My son and I are already watching pre-season baseball games on TV. We hosted a viewing of the great film "The Jackie Robinson Story" for his Little League team. Here's a book that examines the interracial baseball that barnstormed the country before then.
Interracial games had been a part of baseball for almost as long as the game has been played. Beginning as early as 1869 in Philadelphia, and becoming a component of professionalized baseball culture by the 1880s, teams of black players and teams of white players stepped out onto the diamonds and went at it for nine innings. Remarkably enough, it was possible for a team like the All Nations (with a roster of blacks, Native Americans, Cubans, Polynesians, Asians, and Italians) to “barnstorm” the country between 1912 and 1920, before they were transformed into the legendary Kansas City Monarchs of the original Negro National League. Otherwise, interracialism meant that all-white teams played against all-black teams. But even so, once the regular season ended, some of the stars of the Negro and Major Leagues (including Babe Ruth) would join the barnstorming tours for the competition, the fun, and the cash (though not necessarily in that order)....
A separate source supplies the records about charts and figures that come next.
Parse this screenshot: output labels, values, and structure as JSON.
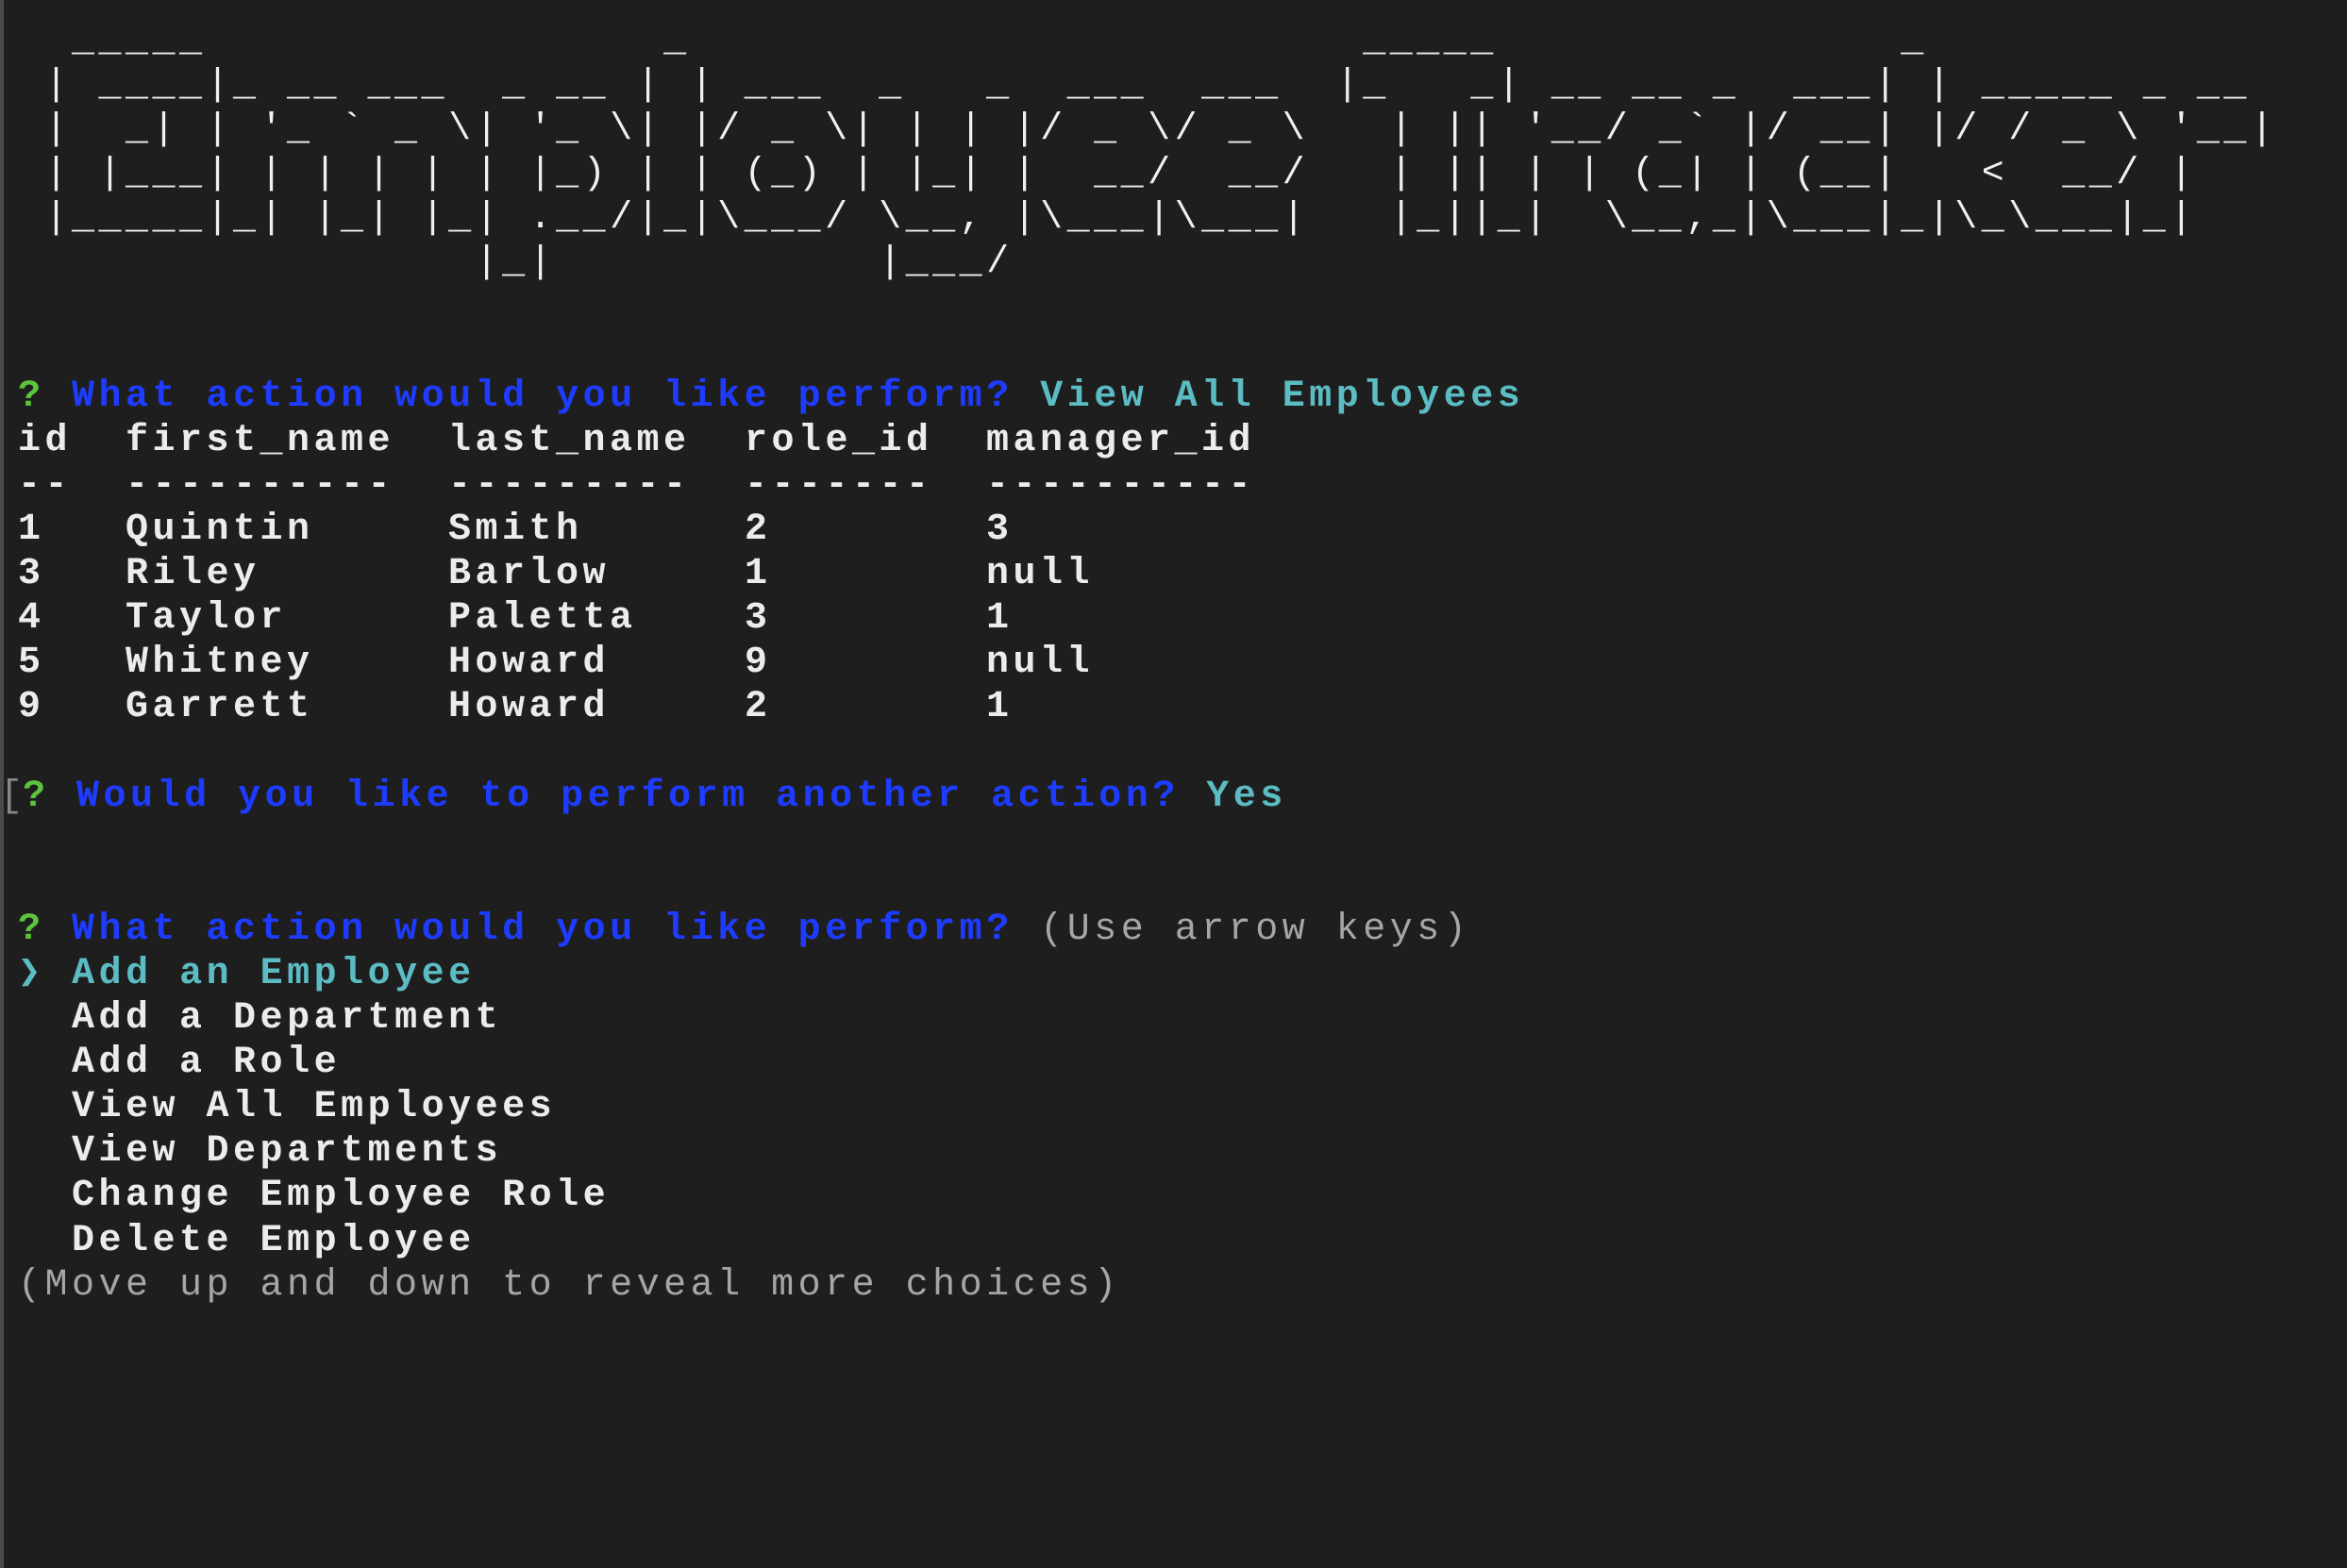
{
  "banner": [
    "  _____                 _                         _____               _",
    " | ____|_ __ ___  _ __ | | ___  _   _  ___  ___  |_   _| __ __ _  ___| | _____ _ __",
    " |  _| | '_ ` _ \\| '_ \\| |/ _ \\| | | |/ _ \\/ _ \\   | || '__/ _` |/ __| |/ / _ \\ '__|",
    " | |___| | | | | | |_) | | (_) | |_| |  __/  __/   | || | | (_| | (__|   <  __/ |",
    " |_____|_| |_| |_| .__/|_|\\___/ \\__, |\\___|\\___|   |_||_|  \\__,_|\\___|_|\\_\\___|_|",
    "                 |_|            |___/"
  ],
  "prompt1": {
    "mark": "?",
    "question": "What action would you like perform?",
    "answer": "View All Employees"
  },
  "table": {
    "headers": [
      "id",
      "first_name",
      "last_name",
      "role_id",
      "manager_id"
    ],
    "separators": [
      "--",
      "----------",
      "---------",
      "-------",
      "----------"
    ],
    "rows": [
      [
        "1",
        "Quintin",
        "Smith",
        "2",
        "3"
      ],
      [
        "3",
        "Riley",
        "Barlow",
        "1",
        "null"
      ],
      [
        "4",
        "Taylor",
        "Paletta",
        "3",
        "1"
      ],
      [
        "5",
        "Whitney",
        "Howard",
        "9",
        "null"
      ],
      [
        "9",
        "Garrett",
        "Howard",
        "2",
        "1"
      ]
    ]
  },
  "prompt2": {
    "bracket": "[",
    "mark": "?",
    "question": "Would you like to perform another action?",
    "answer": "Yes"
  },
  "prompt3": {
    "mark": "?",
    "question": "What action would you like perform?",
    "hint": "(Use arrow keys)"
  },
  "menu": {
    "pointer": "❯",
    "selected_index": 0,
    "items": [
      "Add an Employee",
      "Add a Department",
      "Add a Role",
      "View All Employees",
      "View Departments",
      "Change Employee Role",
      "Delete Employee"
    ],
    "footer": "(Move up and down to reveal more choices)"
  },
  "colors": {
    "background": "#1e1e1e",
    "prompt_mark": "#5cc43c",
    "question": "#1e3cff",
    "answer": "#5cbcc4",
    "hint": "#a6a6a6"
  }
}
And yet, even as Paige, Dean, and Feller demonstrated that baseball fans might well be ready for integration, the contradictions of Jim Crow America hung over them. Paige had mixed feelings about the prospects of integrating the game, successful as he was in the world of the Negro League and interracial barnstorming. What might integration hold in store for him? “You might as well be honest about it,” he reflected in the early 1940s, “There would be plenty of problems, not only in the South, where the colored boys wouldn’t be able to stay and travel with the teams in spring training, but in the North, where they couldn’t stay or eat with them in many places. All nice statements in the world from both sides aren’t going to knock out Jim Crow.”